Potassium is necessary for the body to function properly, but too much potassium in the blood can cause a lot of problems. Elevated potassium occurs either because the body cannot eliminate the excess effectively or because a condition or symptom is causing too much to be released into the bloodstream. Managing potassium levels is particularly important for people with kidney and heart problems, but many factors contribute to how much potassium is in the blood.
Potassium is an electrolyte required for essential actions such as muscle contraction and nerve function. It keeps the heart beating regularly and helps cells absorb nutrients and eliminate waste. The right amount of potassium can also help counter the negative effects of sodium on cardiovascular health.
Hyperkalemia is the technical term for too much potassium in the body. The condition can cause nausea, weakness, and paralysis, as well as an irregular heartbeat, which can be a medical emergency. To understand what causes hyperkalemia, it is important to know a little about how the body regulates potassium levels.
One important responsibility of the kidneys is the regulation of potassium in the blood. The organs work as a filter, eliminating excess minerals as waste and returning necessary nutrients to the body. Kidney damage interrupts this function, which is why kidney failure or chronic kidney disease is the most common cause of high potassium in the blood.

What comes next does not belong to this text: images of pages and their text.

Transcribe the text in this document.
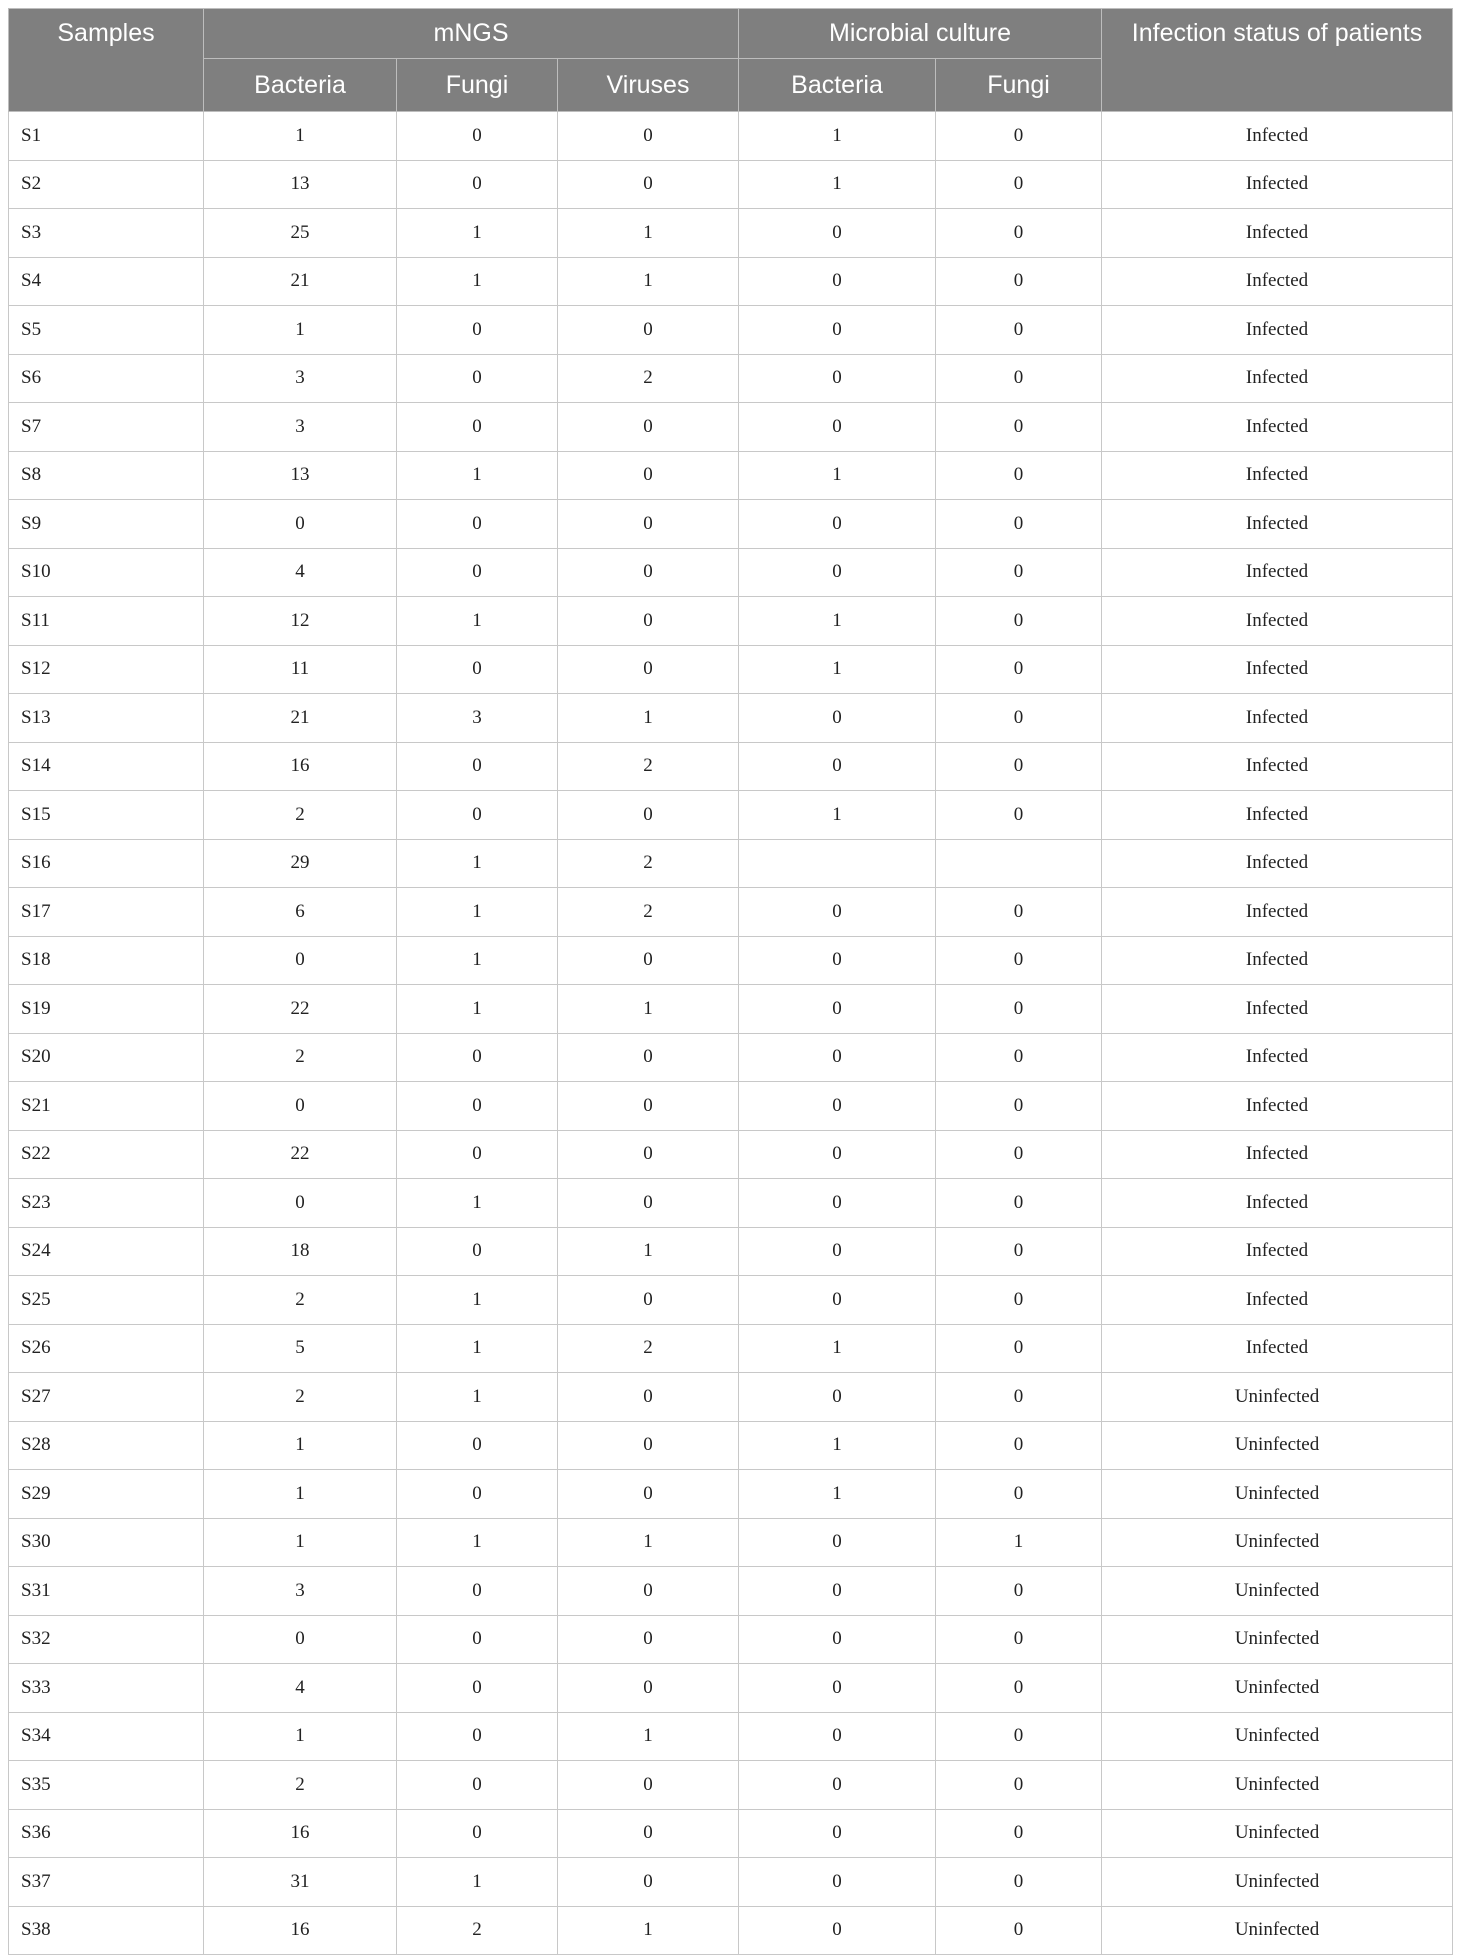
Samples	mNGS			Microbial culture		Infection status of patients
	Bacteria	Fungi	Viruses	Bacteria	Fungi	
S1	1	0	0	1	0	Infected
S2	13	0	0	1	0	Infected
S3	25	1	1	0	0	Infected
S4	21	1	1	0	0	Infected
S5	1	0	0	0	0	Infected
S6	3	0	2	0	0	Infected
S7	3	0	0	0	0	Infected
S8	13	1	0	1	0	Infected
S9	0	0	0	0	0	Infected
S10	4	0	0	0	0	Infected
S11	12	1	0	1	0	Infected
S12	11	0	0	1	0	Infected
S13	21	3	1	0	0	Infected
S14	16	0	2	0	0	Infected
S15	2	0	0	1	0	Infected
S16	29	1	2			Infected
S17	6	1	2	0	0	Infected
S18	0	1	0	0	0	Infected
S19	22	1	1	0	0	Infected
S20	2	0	0	0	0	Infected
S21	0	0	0	0	0	Infected
S22	22	0	0	0	0	Infected
S23	0	1	0	0	0	Infected
S24	18	0	1	0	0	Infected
S25	2	1	0	0	0	Infected
S26	5	1	2	1	0	Infected
S27	2	1	0	0	0	Uninfected
S28	1	0	0	1	0	Uninfected
S29	1	0	0	1	0	Uninfected
S30	1	1	1	0	1	Uninfected
S31	3	0	0	0	0	Uninfected
S32	0	0	0	0	0	Uninfected
S33	4	0	0	0	0	Uninfected
S34	1	0	1	0	0	Uninfected
S35	2	0	0	0	0	Uninfected
S36	16	0	0	0	0	Uninfected
S37	31	1	0	0	0	Uninfected
S38	16	2	1	0	0	Uninfected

Another cause of high potassium is Addison's disease, a rare condition that affects the adrenal glands located just above the kidneys. This disease can be associated with autoimmune diseases or develop as a result of certain medications. With Addison's, the adrenal glands do not produce enough cortisol, which the body needs to respond to stress. If untreated, a life-threatening complication, Addisonian crisis, can develop. It can be brought on by injury, illness, or infection, when the body cannot produce enough cortisol to cope with added stress. In addition to low blood pressure and hypoglycemia, an Addisonian crisis also causes high potassium in the blood.
Several types of medication can lead to high potassium. ACE-inhibitors, AR blockers, and beta blockers are different classes of blood pressure medication that can raise potassium levels. Over-the-counter nonsteroidal anti-inflammatory medications can have an effect as well. Herbal supplements such as milkweed, lily of the valley, Siberian ginseng, and others can increase potassium, too.
Diuretics are a special class of drug that helps the body eliminate excess fluid to help control blood pressure. There are several types of diuretics. Some cause the body to excrete too much potassium, which leads hypokalemia or low potassium. Others, potassium-sparing diuretics, prevent this loss. People taking diuretics should talk with their doctor about what type they are taking and follow the dietary recommendations to avoid potassium imbalance.
Some conditions cause increased potassium by releasing too much from the cells. Anything that causes mass damage to cells can result in excess potassium, including trauma, burns, destruction of red blood cells, and rhabdomyolysis. Rhabdomyolysis is the destruction of muscle cells that can result from injury, drug abuse, or alcoholism.
Treatment depends on the severity of the imbalance. Very high levels of potassium that are causing changes in heart function are treated in a hospital, typically in an intensive care unit. Some emergency interventions include IV calcium to assist muscle function or the administeration of glucose and insulin to bring the level down while determining the underlying cause quickly. Some doctors may prescribe potassium wasting diuretics.
A physician may make adjustments to blood pressure medications or diuretics for patients with elevated potassium levels. People with end-stage renal disease or worsening kidney problems may require dialysis to maintain proper electrolyte levels, including potassium. One of the biggest things someone with elevated potassium can do to manage excess potassium at home is to change their diet.
Many foods low in potassium, but it is important to pay attention to portion size. Good choices include apples, blueberries, celery, rice, corn, lettuce, strawberries, zucchini, and many more. Avoid foods high in potassium, including bananas, avocado, baked beans, broccoli, potatoes, and most nuts and seeds.